I mentioned at the start of the service that the title ‘Circles of Trust’ was borrowed from the oft-quoted Parker J. Palmer. It’s a phrase he uses for a certain way of holding space for small groups – very much like our own Unitarian Engagement Groups – these groups have a very particular structure which is intended to cultivate deeper trust and make space for the soul to emerge. So I want to share an extended extract from him on this – a few paragraphs from his book ‘A Hidden Wholeness’ – Parker J. Palmer says this:

‘The soul is like a wild animal…tough, resilient, resourceful, savvy, and self-sufficient:  it knows how to survive in hard places…  Yet despite its toughness, the soul is also shy.  Just like a wild animal, it seeks safety in the dense underbrush, especially when other people are around.  If we want to see a wild animal, we know that the last thing we should do is go crashing through the woods yelling for it to come out.  But if we will walk quietly into the woods, sit patiently at the base of a tree, breathe with the earth, and fade into our surroundings, the wild creature we seek might put in an appearance.  We may see it only briefly and only out of the corner of an eye—but the sight is a gift we will always treasure as an end in itself.

Unfortunately, community in our culture too often means a group of people who go crashing through the woods together, scaring the soul away.  In spaces ranging from congregations to classrooms, we preach and teach, assert and argue, claim and proclaim, admonish and advise, and generally behave in ways that drive everything original and wild into hiding. Under these conditions, the intellect, emotions, will and ego may emerge, but not the soul: we scare off all the soulful things, like respectful relationships, goodwill, and hope.

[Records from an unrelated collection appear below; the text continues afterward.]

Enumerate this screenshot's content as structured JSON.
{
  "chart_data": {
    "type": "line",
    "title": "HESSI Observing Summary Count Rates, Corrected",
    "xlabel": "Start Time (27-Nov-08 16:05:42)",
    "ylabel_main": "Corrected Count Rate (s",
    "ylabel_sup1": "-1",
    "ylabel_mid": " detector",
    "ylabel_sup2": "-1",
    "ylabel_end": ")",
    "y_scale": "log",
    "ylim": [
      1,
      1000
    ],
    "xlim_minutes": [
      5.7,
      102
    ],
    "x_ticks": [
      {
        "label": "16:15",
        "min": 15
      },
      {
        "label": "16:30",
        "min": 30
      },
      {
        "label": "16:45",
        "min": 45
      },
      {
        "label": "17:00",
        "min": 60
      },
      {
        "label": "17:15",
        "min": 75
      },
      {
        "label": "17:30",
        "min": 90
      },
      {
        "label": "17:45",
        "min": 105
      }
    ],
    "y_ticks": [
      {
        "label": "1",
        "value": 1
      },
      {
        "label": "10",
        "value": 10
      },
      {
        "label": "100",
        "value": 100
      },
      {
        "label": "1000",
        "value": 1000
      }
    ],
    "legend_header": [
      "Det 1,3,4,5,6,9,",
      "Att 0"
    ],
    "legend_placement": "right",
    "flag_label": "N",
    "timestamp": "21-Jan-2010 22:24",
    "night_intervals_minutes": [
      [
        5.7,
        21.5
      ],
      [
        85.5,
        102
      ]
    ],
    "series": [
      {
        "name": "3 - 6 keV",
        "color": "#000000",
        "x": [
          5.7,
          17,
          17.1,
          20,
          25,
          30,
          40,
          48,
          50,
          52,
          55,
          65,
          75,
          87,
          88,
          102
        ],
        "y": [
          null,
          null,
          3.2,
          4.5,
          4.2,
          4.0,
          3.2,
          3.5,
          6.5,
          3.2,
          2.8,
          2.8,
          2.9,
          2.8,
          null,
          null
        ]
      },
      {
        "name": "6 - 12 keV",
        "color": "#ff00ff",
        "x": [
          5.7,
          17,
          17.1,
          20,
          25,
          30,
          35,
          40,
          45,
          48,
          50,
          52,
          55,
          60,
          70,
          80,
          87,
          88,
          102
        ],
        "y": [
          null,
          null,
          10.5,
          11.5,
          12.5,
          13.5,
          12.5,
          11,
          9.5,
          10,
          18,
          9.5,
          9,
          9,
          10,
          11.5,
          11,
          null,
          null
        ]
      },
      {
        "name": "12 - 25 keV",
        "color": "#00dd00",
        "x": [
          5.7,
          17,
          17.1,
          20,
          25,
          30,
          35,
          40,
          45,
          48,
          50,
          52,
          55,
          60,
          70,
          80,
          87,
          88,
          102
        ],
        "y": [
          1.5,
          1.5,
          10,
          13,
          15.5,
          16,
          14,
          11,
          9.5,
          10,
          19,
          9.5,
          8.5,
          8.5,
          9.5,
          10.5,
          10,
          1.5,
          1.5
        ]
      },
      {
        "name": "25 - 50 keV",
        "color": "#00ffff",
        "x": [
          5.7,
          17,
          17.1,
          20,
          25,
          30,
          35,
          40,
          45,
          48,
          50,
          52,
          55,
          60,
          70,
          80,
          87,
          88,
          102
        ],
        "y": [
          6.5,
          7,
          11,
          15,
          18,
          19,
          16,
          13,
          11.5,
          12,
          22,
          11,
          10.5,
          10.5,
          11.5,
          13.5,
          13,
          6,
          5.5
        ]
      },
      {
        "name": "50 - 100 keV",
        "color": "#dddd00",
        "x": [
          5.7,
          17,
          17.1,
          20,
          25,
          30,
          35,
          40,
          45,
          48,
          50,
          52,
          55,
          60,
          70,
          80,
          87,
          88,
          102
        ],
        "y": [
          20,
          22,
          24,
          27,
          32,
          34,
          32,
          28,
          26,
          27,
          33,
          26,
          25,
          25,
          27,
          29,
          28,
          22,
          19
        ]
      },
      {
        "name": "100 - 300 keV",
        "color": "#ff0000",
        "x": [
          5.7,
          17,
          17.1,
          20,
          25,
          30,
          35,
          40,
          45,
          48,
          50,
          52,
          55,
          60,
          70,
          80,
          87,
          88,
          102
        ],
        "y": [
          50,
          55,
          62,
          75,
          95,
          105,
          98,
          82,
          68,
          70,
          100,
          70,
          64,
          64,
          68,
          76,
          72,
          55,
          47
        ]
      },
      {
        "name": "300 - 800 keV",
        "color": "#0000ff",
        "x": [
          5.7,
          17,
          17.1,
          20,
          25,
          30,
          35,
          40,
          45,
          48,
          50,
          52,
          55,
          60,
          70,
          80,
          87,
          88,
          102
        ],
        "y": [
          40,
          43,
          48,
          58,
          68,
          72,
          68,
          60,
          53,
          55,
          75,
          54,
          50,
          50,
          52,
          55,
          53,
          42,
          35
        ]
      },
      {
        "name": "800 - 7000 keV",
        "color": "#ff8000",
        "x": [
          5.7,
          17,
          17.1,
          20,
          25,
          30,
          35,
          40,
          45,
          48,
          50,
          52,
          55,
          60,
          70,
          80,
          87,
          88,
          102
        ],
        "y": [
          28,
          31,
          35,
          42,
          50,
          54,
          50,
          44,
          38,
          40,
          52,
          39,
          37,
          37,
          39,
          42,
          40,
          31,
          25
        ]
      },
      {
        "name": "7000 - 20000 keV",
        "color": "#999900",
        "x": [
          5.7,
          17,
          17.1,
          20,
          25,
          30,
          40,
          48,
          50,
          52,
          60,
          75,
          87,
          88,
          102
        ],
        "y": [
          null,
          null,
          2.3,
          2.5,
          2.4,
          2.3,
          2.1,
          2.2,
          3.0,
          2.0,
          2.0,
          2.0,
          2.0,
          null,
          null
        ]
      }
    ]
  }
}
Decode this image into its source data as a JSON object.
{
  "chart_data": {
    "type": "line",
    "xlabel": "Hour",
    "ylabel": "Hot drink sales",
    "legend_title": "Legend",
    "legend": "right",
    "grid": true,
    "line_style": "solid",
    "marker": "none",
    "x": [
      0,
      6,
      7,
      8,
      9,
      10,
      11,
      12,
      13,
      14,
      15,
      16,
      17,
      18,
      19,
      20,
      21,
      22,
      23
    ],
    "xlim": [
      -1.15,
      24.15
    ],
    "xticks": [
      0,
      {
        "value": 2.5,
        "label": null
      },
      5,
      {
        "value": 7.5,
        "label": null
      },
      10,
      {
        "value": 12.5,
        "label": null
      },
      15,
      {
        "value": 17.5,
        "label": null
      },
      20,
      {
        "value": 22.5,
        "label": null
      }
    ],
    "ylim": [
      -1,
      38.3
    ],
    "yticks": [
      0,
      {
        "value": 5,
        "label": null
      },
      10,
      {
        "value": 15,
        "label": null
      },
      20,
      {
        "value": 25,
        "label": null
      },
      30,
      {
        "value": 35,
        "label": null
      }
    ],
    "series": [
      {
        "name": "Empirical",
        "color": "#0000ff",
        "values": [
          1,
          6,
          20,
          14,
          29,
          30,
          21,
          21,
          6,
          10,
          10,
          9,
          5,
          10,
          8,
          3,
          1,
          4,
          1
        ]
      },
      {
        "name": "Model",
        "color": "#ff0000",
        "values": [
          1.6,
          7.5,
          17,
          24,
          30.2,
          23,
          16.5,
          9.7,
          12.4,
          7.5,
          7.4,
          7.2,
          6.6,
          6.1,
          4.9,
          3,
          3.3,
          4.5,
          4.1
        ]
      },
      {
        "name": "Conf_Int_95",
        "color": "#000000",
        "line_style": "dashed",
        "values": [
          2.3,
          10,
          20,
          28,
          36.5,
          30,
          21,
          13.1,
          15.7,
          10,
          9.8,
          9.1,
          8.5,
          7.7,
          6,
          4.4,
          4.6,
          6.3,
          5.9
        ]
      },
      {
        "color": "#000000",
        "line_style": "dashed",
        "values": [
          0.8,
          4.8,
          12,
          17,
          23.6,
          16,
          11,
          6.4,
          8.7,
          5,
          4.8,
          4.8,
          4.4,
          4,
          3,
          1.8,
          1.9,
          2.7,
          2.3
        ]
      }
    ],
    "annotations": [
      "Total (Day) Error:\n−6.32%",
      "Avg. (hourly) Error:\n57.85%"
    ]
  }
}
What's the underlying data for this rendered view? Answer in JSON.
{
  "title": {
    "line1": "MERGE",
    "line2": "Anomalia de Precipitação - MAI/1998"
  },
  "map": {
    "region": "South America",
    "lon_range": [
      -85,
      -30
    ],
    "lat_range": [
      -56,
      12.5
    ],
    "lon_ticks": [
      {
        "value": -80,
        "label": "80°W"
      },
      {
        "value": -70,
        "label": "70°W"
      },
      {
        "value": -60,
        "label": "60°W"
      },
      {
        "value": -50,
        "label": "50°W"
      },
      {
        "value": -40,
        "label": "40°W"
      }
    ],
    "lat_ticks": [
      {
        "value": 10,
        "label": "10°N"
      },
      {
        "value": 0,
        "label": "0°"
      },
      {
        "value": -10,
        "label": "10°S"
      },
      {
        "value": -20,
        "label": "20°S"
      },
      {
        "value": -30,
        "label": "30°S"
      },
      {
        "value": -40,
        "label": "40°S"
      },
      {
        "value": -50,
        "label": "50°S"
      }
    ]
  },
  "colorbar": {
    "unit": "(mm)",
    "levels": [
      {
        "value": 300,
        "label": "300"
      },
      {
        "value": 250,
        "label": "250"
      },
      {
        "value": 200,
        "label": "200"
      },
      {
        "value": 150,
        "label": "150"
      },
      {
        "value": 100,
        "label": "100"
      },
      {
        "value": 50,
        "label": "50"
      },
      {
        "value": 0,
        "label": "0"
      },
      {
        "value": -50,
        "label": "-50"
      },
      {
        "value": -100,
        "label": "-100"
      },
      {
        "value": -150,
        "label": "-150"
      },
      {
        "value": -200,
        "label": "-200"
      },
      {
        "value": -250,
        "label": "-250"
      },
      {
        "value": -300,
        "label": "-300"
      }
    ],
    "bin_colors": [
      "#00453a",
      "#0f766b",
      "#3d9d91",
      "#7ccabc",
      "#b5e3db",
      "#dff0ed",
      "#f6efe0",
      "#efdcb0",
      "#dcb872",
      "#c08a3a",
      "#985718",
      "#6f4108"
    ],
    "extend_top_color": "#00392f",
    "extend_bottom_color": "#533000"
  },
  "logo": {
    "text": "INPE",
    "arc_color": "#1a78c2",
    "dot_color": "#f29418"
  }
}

The people who help us grow toward true self offer unconditional love, neither judging us to be deficient nor trying to force us to change, but accepting us exactly as we are.  And yet this unconditional love does not lead us to rest on our laurels. Instead, it surrounds us with a charged force field that makes us want to grow from the inside out—a force field that is safe enough to take the risks and endure the failures that growth requires. Circles of Trust combine unconditional love, or regard, with hopeful expectancy, creating a space that both safeguards and encourages the inner journey.  In such a space, we are freed to hear our own truth, touch what brings us joy, become self-critical about our faults, and take risky steps toward change, knowing that we will be accepted no matter what the outcome.’

Words from Parker J. Palmer on ‘Circles of Trust’. I think his vision really resonates with what we’re trying to create here, in this beloved community, and I hope you’ll agree. Particularly in our Engagement Groups, gatherings like ‘Heart and Soul’, we’re making a clearing into which the shy wild animal of our soul can emerge. A safer, softer, kinder space, where – over time, given constancy – a deeper level of trust becomes possible. And this way of being might just be something we can carry with us, out into the rest of our lives, changing those around us, and spreading transformative trust into the world.

In that spirit, I want to close with a few prayerful words, based on a prayer from Matthew Smith, in hope that they might prepare our hearts for the days to come.

Spirit of Life, God of All Love,
In this moment let us be conscious
of the importance of trust in our lives.

While being open to others carries its risk,
we know our hearts will shrink and wizen
if we live mainly by wariness and suspicion.

Let us be willing to open ourselves up
to love and trust – for our own dear sakes.

There is good in the world,
and there is good in people.
Sometimes we need to look deeply – but it is there.
We know there are tens of millions of hearts
yearning for the same things that we do –
love, justice, care, compassion.

As we reach out, let us have resolute faith
that we will connect with those
true hearts – the companions
we really need for life’s journey.

So it is that we recognise and celebrate
this hard but invaluable work
of trusting and reaching out –
in our own personal lives,
and in the practise of spiritual community,
as we commit to creating a better world, together.

May it be so, for the greater good of all. Amen.